Reggae Boyz must fight for Jamaica
Mr Sean Williams, our assistant sports editor, could not have said it any better: the climbing jet carrying Jamaica’s Reggae Boyz from Kingston to Panama yesterday morning was “symbolic of the soaring hopes of a nation”.
For, as Mr Williams so aptly put it in yesterday’s lead sport story, the Reggae Boyz will, when they meet Panama this evening, seek to conjure a miracle in their desire to reverse a spell of unfortunate results in their Brazil 2014 World Cup qualifying campaign, that leave them at the bottom of the six-nation play-offs with a measly two points from six matches.
It will be exceedingly difficult for the Boyz to qualify for the World Cup Finals without a win in Panama City this evening. But even as we acknowledge that fact, we hope that the team will end that game with a positive result.
As was the case earlier in the campaign, the Reggae Boyz will need to find the right chemistry, given the addition of new England-based players to the squad.
The self-belief that was evident among members of the team earlier this year after the loss to Costa Rica, cannot be allowed to wane, because that will contribute immensely to how they perform tonight.

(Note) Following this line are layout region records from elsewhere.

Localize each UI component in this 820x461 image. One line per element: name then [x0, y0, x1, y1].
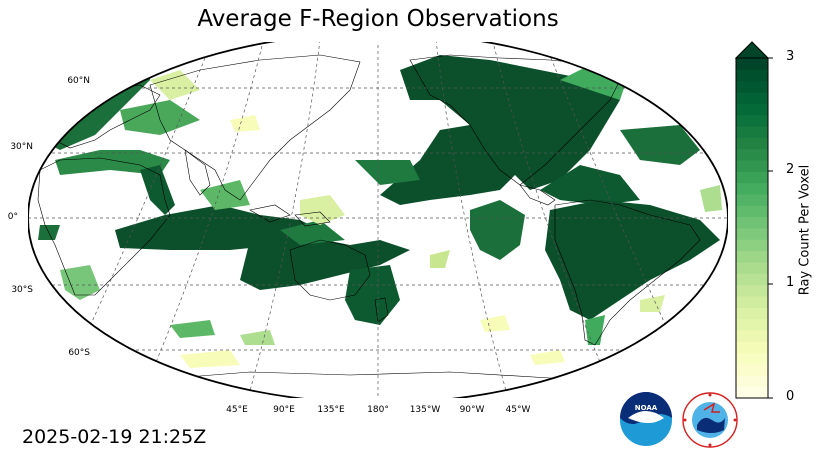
colorbar-step — [736, 182, 768, 195]
colorbar-frame — [735, 57, 769, 399]
colorbar-label: Ray Count Per Voxel — [797, 164, 813, 296]
lon-label-135e: 135°E — [317, 405, 345, 415]
colorbar-step — [736, 194, 768, 206]
colorbar-tick-1: 1 — [786, 275, 795, 290]
colorbar-step — [736, 318, 768, 331]
colorbar-step — [736, 114, 768, 127]
coastlines — [37, 47, 701, 386]
colorbar-step — [736, 126, 768, 138]
lon-label-180: 180° — [367, 405, 389, 415]
latitude-labels: 60°N 30°N 0° 30°S 60°S — [8, 76, 91, 358]
colorbar-step — [736, 171, 768, 184]
longitude-labels: 45°E 90°E 135°E 180° 135°W 90°W 45°W — [226, 405, 530, 415]
lon-label-90e: 90°E — [273, 405, 295, 415]
colorbar-step — [736, 205, 768, 218]
colorbar-step — [736, 307, 768, 320]
colorbar-step — [736, 160, 768, 172]
colorbar-tick-3: 3 — [786, 49, 795, 64]
lat-label-30s: 30°S — [11, 285, 33, 295]
lat-label-30n: 30°N — [10, 142, 33, 152]
colorbar-step — [736, 137, 768, 150]
colorbar-step — [736, 80, 768, 93]
colorbar-step — [736, 386, 768, 399]
colorbar-step — [736, 216, 768, 229]
map-title: Average F-Region Observations — [197, 6, 559, 32]
lat-label-60n: 60°N — [67, 76, 90, 86]
timestamp: 2025-02-19 21:25Z — [22, 426, 207, 448]
lon-label-45e: 45°E — [226, 405, 248, 415]
colorbar-step — [736, 103, 768, 116]
colorbar — [734, 41, 773, 399]
colorbar-step — [736, 250, 768, 263]
lat-label-60s: 60°S — [68, 348, 90, 358]
svg-text:NOAA: NOAA — [635, 404, 658, 412]
colorbar-tick-0: 0 — [786, 389, 795, 404]
national-weather-service-logo — [682, 392, 738, 448]
lon-label-90w: 90°W — [460, 405, 485, 415]
colorbar-step — [736, 148, 768, 161]
colorbar-step — [736, 273, 768, 286]
colorbar-step — [736, 239, 768, 252]
colorbar-extend-arrow — [734, 41, 770, 59]
lon-label-45w: 45°W — [506, 405, 531, 415]
colorbar-step — [736, 296, 768, 308]
colorbar-step — [736, 375, 768, 388]
noaa-logo: NOAA — [620, 392, 672, 446]
colorbar-step — [736, 284, 768, 297]
colorbar-tick-marks — [768, 57, 773, 399]
colorbar-step — [736, 262, 768, 274]
lat-label-equator: 0° — [8, 212, 18, 222]
colorbar-step — [736, 92, 768, 104]
lon-label-135w: 135°W — [410, 405, 441, 415]
colorbar-gradient — [736, 58, 768, 399]
colorbar-step — [736, 69, 768, 82]
colorbar-step — [736, 341, 768, 354]
colorbar-step — [736, 364, 768, 376]
colorbar-tick-2: 2 — [786, 162, 795, 177]
colorbar-step — [736, 58, 768, 70]
colorbar-step — [736, 352, 768, 365]
colorbar-step — [736, 330, 768, 342]
colorbar-step — [736, 228, 768, 240]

“We are better than we are showing,” was the view expressed by Mr Marvin Elliot.
Mr Donovan Ricketts, the team captain, was convinced that the team has the ability to do much better. His assessment at the time was that they had things they needed to sort out “and get back on the right track”.

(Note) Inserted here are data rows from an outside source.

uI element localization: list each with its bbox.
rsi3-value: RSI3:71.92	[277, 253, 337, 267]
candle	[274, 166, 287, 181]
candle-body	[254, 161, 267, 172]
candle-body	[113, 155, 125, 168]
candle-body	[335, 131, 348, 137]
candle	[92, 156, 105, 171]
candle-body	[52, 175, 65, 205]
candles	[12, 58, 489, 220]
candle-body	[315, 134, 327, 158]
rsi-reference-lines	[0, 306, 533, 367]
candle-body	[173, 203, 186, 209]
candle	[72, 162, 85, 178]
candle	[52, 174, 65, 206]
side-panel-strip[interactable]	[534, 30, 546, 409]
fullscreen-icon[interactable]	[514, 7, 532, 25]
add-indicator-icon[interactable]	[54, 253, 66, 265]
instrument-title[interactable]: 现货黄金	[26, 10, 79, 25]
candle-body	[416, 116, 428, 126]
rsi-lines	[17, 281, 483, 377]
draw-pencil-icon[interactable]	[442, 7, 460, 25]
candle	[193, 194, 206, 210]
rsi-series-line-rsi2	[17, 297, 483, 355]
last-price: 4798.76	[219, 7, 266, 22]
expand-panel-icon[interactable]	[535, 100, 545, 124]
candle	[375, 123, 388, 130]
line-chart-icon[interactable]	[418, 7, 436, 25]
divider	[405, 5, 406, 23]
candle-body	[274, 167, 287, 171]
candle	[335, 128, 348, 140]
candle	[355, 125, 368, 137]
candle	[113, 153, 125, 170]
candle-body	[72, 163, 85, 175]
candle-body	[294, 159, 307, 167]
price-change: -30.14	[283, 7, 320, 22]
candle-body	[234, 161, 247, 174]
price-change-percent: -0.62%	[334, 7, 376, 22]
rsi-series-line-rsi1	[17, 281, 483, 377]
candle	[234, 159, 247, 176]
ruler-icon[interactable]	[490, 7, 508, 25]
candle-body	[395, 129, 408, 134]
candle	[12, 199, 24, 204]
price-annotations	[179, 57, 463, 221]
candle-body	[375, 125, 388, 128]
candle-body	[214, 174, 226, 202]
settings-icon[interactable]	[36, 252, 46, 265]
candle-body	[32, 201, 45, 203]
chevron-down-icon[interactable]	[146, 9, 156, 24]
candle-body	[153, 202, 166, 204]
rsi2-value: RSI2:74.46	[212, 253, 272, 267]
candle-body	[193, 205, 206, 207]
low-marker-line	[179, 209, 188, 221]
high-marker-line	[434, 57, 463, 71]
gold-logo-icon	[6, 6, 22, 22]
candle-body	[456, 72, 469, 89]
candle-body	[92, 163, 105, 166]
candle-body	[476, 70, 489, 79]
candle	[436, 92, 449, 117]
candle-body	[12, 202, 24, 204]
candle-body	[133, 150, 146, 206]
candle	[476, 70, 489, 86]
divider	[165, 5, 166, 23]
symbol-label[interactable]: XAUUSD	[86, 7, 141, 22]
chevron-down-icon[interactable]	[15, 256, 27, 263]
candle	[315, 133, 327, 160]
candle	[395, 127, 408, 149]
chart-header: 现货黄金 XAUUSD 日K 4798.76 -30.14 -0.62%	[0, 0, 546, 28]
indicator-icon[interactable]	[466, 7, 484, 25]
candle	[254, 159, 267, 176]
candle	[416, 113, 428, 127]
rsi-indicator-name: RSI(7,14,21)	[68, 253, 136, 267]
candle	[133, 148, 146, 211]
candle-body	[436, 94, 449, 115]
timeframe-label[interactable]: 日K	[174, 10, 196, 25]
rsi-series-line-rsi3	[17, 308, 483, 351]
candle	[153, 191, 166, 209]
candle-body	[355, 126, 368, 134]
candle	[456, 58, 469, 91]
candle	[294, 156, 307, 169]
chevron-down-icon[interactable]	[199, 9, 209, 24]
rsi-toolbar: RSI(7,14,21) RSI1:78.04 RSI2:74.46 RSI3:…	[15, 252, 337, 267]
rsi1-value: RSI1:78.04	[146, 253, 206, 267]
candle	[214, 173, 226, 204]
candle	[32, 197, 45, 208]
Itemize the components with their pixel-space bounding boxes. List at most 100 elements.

We hope that they have. We also expect that the team would have been inspired by new head coach, Mr Winfried Schafer, who earlier this week told journalists that the Reggae Boyz need to “go to Panama confident, with power”.
But it was coach Schafer’s associated comments in that interview that impressed us most: “I want players who have heart for Jamaica… if they don’t have heart, I don’t want them,” he said.
That, to us, sums up what is really required of the Reggae Boyz for the remainder of this qualifying period. For, without that heart, that burning zeal to win and see Jamaica through to the World Cup Finals, we would really just be mere participants in a competition that brings together the world’s best players.
So tonight, when the Reggae Boyz take the field, and indeed for the remainder of this qualifying phase, they must, as coach Schafer said, be a team, not 11 players, but a team that will fight for each other and, most important, for Jamaica.